47. Voorts kan vertraging bij de berekening van de termijn van zes maanden voor de uitvoering van de overdracht alleen worden gerechtvaardigd door het belang van de betrokkene om de rechtmatigheid van het overdrachtsbesluit te laten toetsen door een rechterlijke instantie.
(…)
De rechtbank onderkent dat een AG-conclusie een advies is en dus niet bindend is voor het Hof van Justitie. Dat laat echter onverlet dat een rechtbank een door een AG gegeven redenering overtuigend kan achten en daarom kan volgen, ook indien dit leidt tot een uitspraak die niet in lijn is met de vaste (nationale) jurisprudentie.
De rechtbank verwijst voor de bovenstaande overwegingen van de rechtbank ook naar het arrest van het Hof van 22 september 2022 in procedures C-245-21 en C-248-21. Het Hof heeft in deze uitspraak onder meer het navolgende overwogen:
(…)
57 Om deze doelstelling van een snelle behandeling te verwezenlijken, heeft de Uniewetgever voor de overname‑ en terugnameprocedures een reeks dwingende termijnen gesteld om te waarborgen dat deze procedures zonder onnodige vertraging worden uitgevoerd (zie in die zin arrest van 13 november 2018, X en X, C‑47/17 en C‑48/17, EU:C:2018:900, punt 69 en aldaar aangehaalde rechtspraak).
58 In het bijzonder wordt met de in artikel 29, lid 1, van de Dublin III-verordening bepaalde overdrachtstermijn beoogd ervoor te zorgen dat de betrokken persoon zo snel mogelijk daadwerkelijk wordt overgebracht naar de lidstaat die verantwoordelijk is voor de behandeling van diens verzoek om internationale bescherming, en tegelijkertijd – gelet op de aan de overdracht van die persoon verbonden praktische complexiteit en organisatorische problemen – de beide betrokken lidstaten de nodige tijd te geven om overleg te plegen over de uitvoering van de overdracht, en meer in het bijzonder de verzoekende lidstaat in staat te stellen de wijze van overdracht te regelen (zie in die zin arrest van 19 maart 2019, Jawo, C‑163/17, EU:C:2019:218, punt 59).
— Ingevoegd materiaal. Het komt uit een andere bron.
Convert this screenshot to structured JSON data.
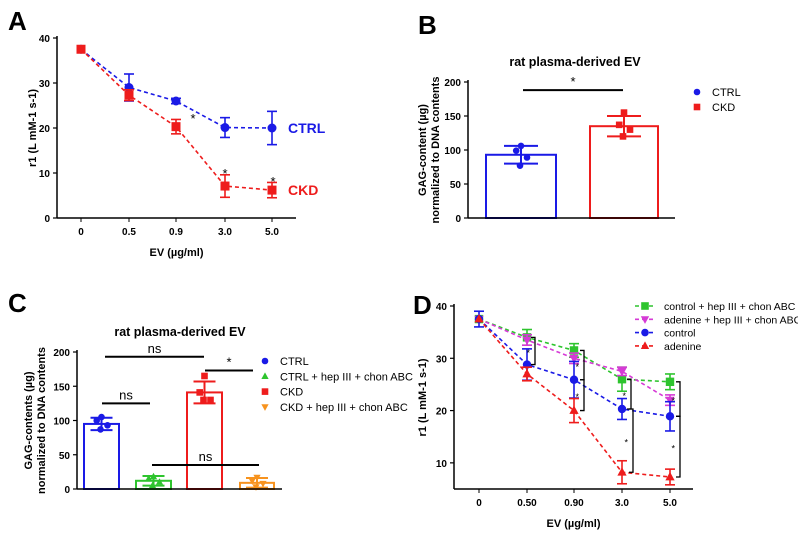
{
  "chart_data": [
    {
      "panel": "A",
      "type": "line",
      "title": "",
      "xlabel": "EV (µg/ml)",
      "ylabel": "r1 (L mM-1 s-1)",
      "categories": [
        "0",
        "0.5",
        "0.9",
        "3.0",
        "5.0"
      ],
      "ylim": [
        0,
        40
      ],
      "yticks": [
        0,
        10,
        20,
        30,
        40
      ],
      "series": [
        {
          "name": "CTRL",
          "color": "#1a1ae6",
          "marker": "circle",
          "values": [
            37.5,
            29,
            26,
            20.1,
            20
          ],
          "errors": [
            0,
            3,
            0.6,
            2.2,
            3.7
          ]
        },
        {
          "name": "CKD",
          "color": "#ee1c1c",
          "marker": "square",
          "values": [
            37.5,
            27.3,
            20.3,
            7.1,
            6.2
          ],
          "errors": [
            0,
            1.2,
            1.6,
            2.5,
            1.7
          ]
        }
      ],
      "annotations": [
        {
          "text": "*",
          "at": "between 0.9 and 3.0, CTRL"
        },
        {
          "text": "*",
          "at": "3.0"
        },
        {
          "text": "*",
          "at": "5.0"
        }
      ]
    },
    {
      "panel": "B",
      "type": "bar",
      "title": "rat plasma-derived EV",
      "ylabel": "GAG-content (µg)\nnormalized to DNA contents",
      "ylabel_lines": [
        "GAG-content (µg)",
        "normalized to DNA contents"
      ],
      "ylim": [
        0,
        200
      ],
      "yticks": [
        0,
        50,
        100,
        150,
        200
      ],
      "legend": "right",
      "bars": [
        {
          "name": "CTRL",
          "color": "#1a1ae6",
          "marker": "circle",
          "value": 93,
          "sd": 13,
          "points": [
            106,
            99,
            89,
            77
          ]
        },
        {
          "name": "CKD",
          "color": "#ee1c1c",
          "marker": "square",
          "value": 135,
          "sd": 15,
          "points": [
            155,
            137,
            130,
            120
          ]
        }
      ],
      "significance": [
        {
          "from": 0,
          "to": 1,
          "y": 188,
          "label": "*"
        }
      ]
    },
    {
      "panel": "C",
      "type": "bar",
      "title": "rat plasma-derived EV",
      "ylabel_lines": [
        "GAG-contents (µg)",
        "normalized to DNA contents"
      ],
      "ylim": [
        0,
        200
      ],
      "yticks": [
        0,
        50,
        100,
        150,
        200
      ],
      "legend": "right",
      "bars": [
        {
          "name": "CTRL",
          "color": "#1a1ae6",
          "marker": "circle",
          "value": 95,
          "sd": 9,
          "points": [
            105,
            100,
            93,
            87
          ]
        },
        {
          "name": "CTRL + hep III + chon ABC",
          "color": "#2ec42e",
          "marker": "triangle",
          "value": 12,
          "sd": 7,
          "points": [
            18,
            15,
            10,
            5
          ]
        },
        {
          "name": "CKD",
          "color": "#ee1c1c",
          "marker": "square",
          "value": 141,
          "sd": 16,
          "points": [
            165,
            141,
            130,
            130
          ]
        },
        {
          "name": "CKD + hep III + chon ABC",
          "color": "#f7931e",
          "marker": "triangle-down",
          "value": 9,
          "sd": 7,
          "points": [
            17,
            12,
            8,
            3
          ]
        }
      ],
      "significance": [
        {
          "from": 0,
          "to": 2,
          "y": 193,
          "label": "ns"
        },
        {
          "from": 0,
          "to": 1,
          "y": 125,
          "label": "ns"
        },
        {
          "from": 1,
          "to": 3,
          "y": 35,
          "label": "ns"
        },
        {
          "from": 2,
          "to": 3,
          "y": 173,
          "label": "*"
        }
      ]
    },
    {
      "panel": "D",
      "type": "line",
      "title": "",
      "xlabel": "EV (µg/ml)",
      "ylabel": "r1 (L mM-1 s-1)",
      "categories": [
        "0",
        "0.50",
        "0.90",
        "3.0",
        "5.0"
      ],
      "ylim": [
        5,
        40
      ],
      "yticks": [
        10,
        20,
        30,
        40
      ],
      "legend": "top-right",
      "series": [
        {
          "name": "control + hep III + chon ABC",
          "color": "#2ec42e",
          "marker": "square",
          "values": [
            37.5,
            34,
            31.5,
            26,
            25.5
          ],
          "errors": [
            0,
            1.5,
            1.3,
            2.3,
            1.5
          ]
        },
        {
          "name": "adenine + hep III + chon ABC",
          "color": "#d63ad6",
          "marker": "triangle-down",
          "values": [
            37.5,
            33.5,
            30,
            27.5,
            22
          ],
          "errors": [
            0,
            1,
            1,
            0.8,
            1
          ]
        },
        {
          "name": "control",
          "color": "#1a1ae6",
          "marker": "circle",
          "values": [
            37.5,
            28.8,
            25.9,
            20.3,
            18.9
          ],
          "errors": [
            1.5,
            3,
            3.5,
            2,
            2.8
          ]
        },
        {
          "name": "adenine",
          "color": "#ee1c1c",
          "marker": "triangle",
          "values": [
            37.5,
            27,
            20,
            8.2,
            7.3
          ],
          "errors": [
            0,
            1.3,
            2.3,
            2.2,
            1.5
          ]
        }
      ],
      "brackets": [
        {
          "x": "0.50",
          "from": 34,
          "to": 28.8,
          "label": "*"
        },
        {
          "x": "0.90",
          "from": 31.5,
          "to": 25.9,
          "label": "*"
        },
        {
          "x": "0.90",
          "from": 25.9,
          "to": 20,
          "label": "*"
        },
        {
          "x": "3.0",
          "from": 26,
          "to": 20.3,
          "label": "*"
        },
        {
          "x": "3.0",
          "from": 20.3,
          "to": 8.2,
          "label": "*"
        },
        {
          "x": "5.0",
          "from": 25.5,
          "to": 18.9,
          "label": "*"
        },
        {
          "x": "5.0",
          "from": 18.9,
          "to": 7.3,
          "label": "*"
        }
      ]
    }
  ],
  "panel_letters": [
    "A",
    "B",
    "C",
    "D"
  ]
}
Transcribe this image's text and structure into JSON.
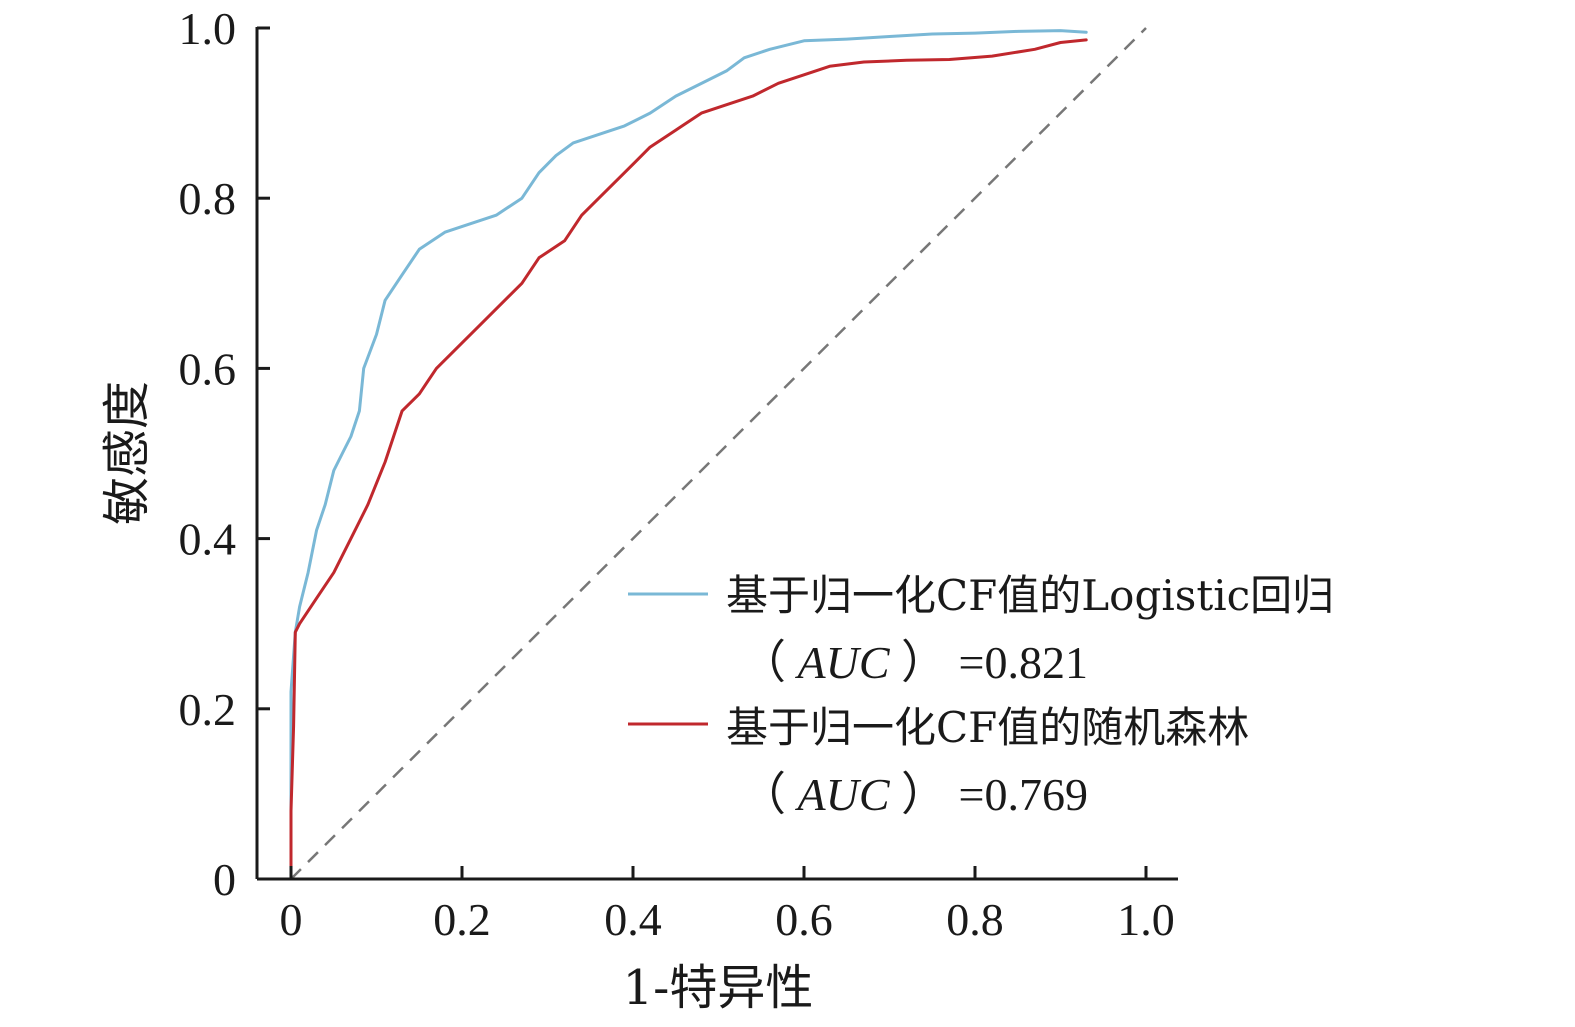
{
  "chart_data": {
    "type": "line",
    "title": "",
    "xlabel": "1-特异性",
    "ylabel": "敏感度",
    "xlim": [
      0,
      1.0
    ],
    "ylim": [
      0,
      1.0
    ],
    "x_ticks": [
      "0",
      "0.2",
      "0.4",
      "0.6",
      "0.8",
      "1.0"
    ],
    "y_ticks": [
      "0",
      "0.2",
      "0.4",
      "0.6",
      "0.8",
      "1.0"
    ],
    "grid": false,
    "legend_position": "bottom-right",
    "reference_line": {
      "style": "dashed",
      "color": "#777777",
      "from": [
        0,
        0
      ],
      "to": [
        1.0,
        1.0
      ]
    },
    "series": [
      {
        "name": "基于归一化CF值的Logistic回归",
        "auc_open": "（",
        "auc_label": "AUC",
        "auc_close": "）",
        "auc_value": "=0.821",
        "color": "#7ab8d6",
        "points": [
          [
            0.0,
            0.0
          ],
          [
            0.0,
            0.12
          ],
          [
            0.0,
            0.22
          ],
          [
            0.005,
            0.29
          ],
          [
            0.01,
            0.32
          ],
          [
            0.02,
            0.36
          ],
          [
            0.03,
            0.41
          ],
          [
            0.04,
            0.44
          ],
          [
            0.05,
            0.48
          ],
          [
            0.06,
            0.5
          ],
          [
            0.07,
            0.52
          ],
          [
            0.08,
            0.55
          ],
          [
            0.085,
            0.6
          ],
          [
            0.1,
            0.64
          ],
          [
            0.11,
            0.68
          ],
          [
            0.13,
            0.71
          ],
          [
            0.15,
            0.74
          ],
          [
            0.18,
            0.76
          ],
          [
            0.21,
            0.77
          ],
          [
            0.24,
            0.78
          ],
          [
            0.27,
            0.8
          ],
          [
            0.29,
            0.83
          ],
          [
            0.31,
            0.85
          ],
          [
            0.33,
            0.865
          ],
          [
            0.36,
            0.875
          ],
          [
            0.39,
            0.885
          ],
          [
            0.42,
            0.9
          ],
          [
            0.45,
            0.92
          ],
          [
            0.49,
            0.94
          ],
          [
            0.51,
            0.95
          ],
          [
            0.53,
            0.965
          ],
          [
            0.56,
            0.975
          ],
          [
            0.6,
            0.985
          ],
          [
            0.65,
            0.987
          ],
          [
            0.7,
            0.99
          ],
          [
            0.75,
            0.993
          ],
          [
            0.8,
            0.994
          ],
          [
            0.85,
            0.996
          ],
          [
            0.9,
            0.997
          ],
          [
            0.93,
            0.995
          ]
        ]
      },
      {
        "name": "基于归一化CF值的随机森林",
        "auc_open": "（",
        "auc_label": "AUC",
        "auc_close": "）",
        "auc_value": "=0.769",
        "color": "#c0282d",
        "points": [
          [
            0.0,
            0.0
          ],
          [
            0.0,
            0.08
          ],
          [
            0.003,
            0.18
          ],
          [
            0.005,
            0.29
          ],
          [
            0.01,
            0.3
          ],
          [
            0.03,
            0.33
          ],
          [
            0.05,
            0.36
          ],
          [
            0.07,
            0.4
          ],
          [
            0.09,
            0.44
          ],
          [
            0.11,
            0.49
          ],
          [
            0.13,
            0.55
          ],
          [
            0.15,
            0.57
          ],
          [
            0.17,
            0.6
          ],
          [
            0.2,
            0.63
          ],
          [
            0.22,
            0.65
          ],
          [
            0.25,
            0.68
          ],
          [
            0.27,
            0.7
          ],
          [
            0.29,
            0.73
          ],
          [
            0.32,
            0.75
          ],
          [
            0.34,
            0.78
          ],
          [
            0.36,
            0.8
          ],
          [
            0.39,
            0.83
          ],
          [
            0.42,
            0.86
          ],
          [
            0.45,
            0.88
          ],
          [
            0.48,
            0.9
          ],
          [
            0.51,
            0.91
          ],
          [
            0.54,
            0.92
          ],
          [
            0.57,
            0.935
          ],
          [
            0.6,
            0.945
          ],
          [
            0.63,
            0.955
          ],
          [
            0.67,
            0.96
          ],
          [
            0.72,
            0.962
          ],
          [
            0.77,
            0.963
          ],
          [
            0.82,
            0.967
          ],
          [
            0.87,
            0.975
          ],
          [
            0.9,
            0.983
          ],
          [
            0.93,
            0.986
          ]
        ]
      }
    ]
  }
}
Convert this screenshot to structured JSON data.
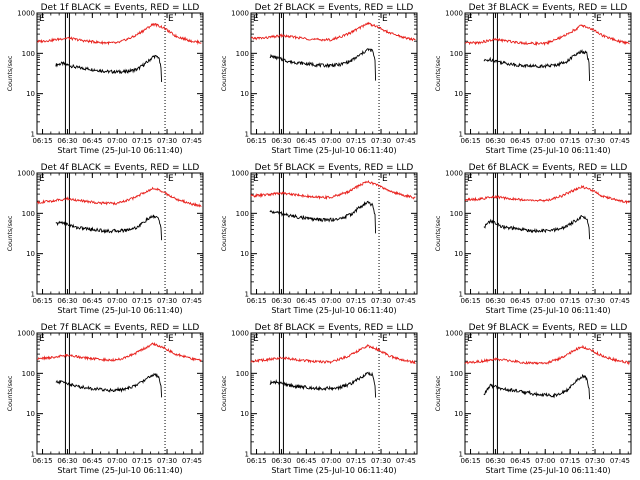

59 Gelet op het feit dat, zoals uiteengezet in punt 49 van het onderhavige arrest, de opschorting van de uitvoering van een overdrachtsbesluit op grond van artikel 27, lid 4, van die verordening, een stuitende werking heeft op de overdrachtstermijn, zou een uitlegging van die bepaling volgens welke zij de lidstaten toestaat de bevoegde autoriteiten de mogelijkheid te bieden om de uitvoering van overdrachtsbesluiten op te schorten om redenen die geen rechtstreeks verband houden met de rechterlijke bescherming van de betrokkene, het risico met zich meebrengen dat de in artikel 29, lid 1, van voornoemde verordening gestelde overdrachtstermijn zijn nuttig effect wordt ontnomen, de uit de Dublin III-verordening voorvloeiende verdeling van verantwoordelijkheden tussen de lidstaten wordt gewijzigd en de behandeling van verzoeken om internationale bescherming duurzaam wordt vertraagd.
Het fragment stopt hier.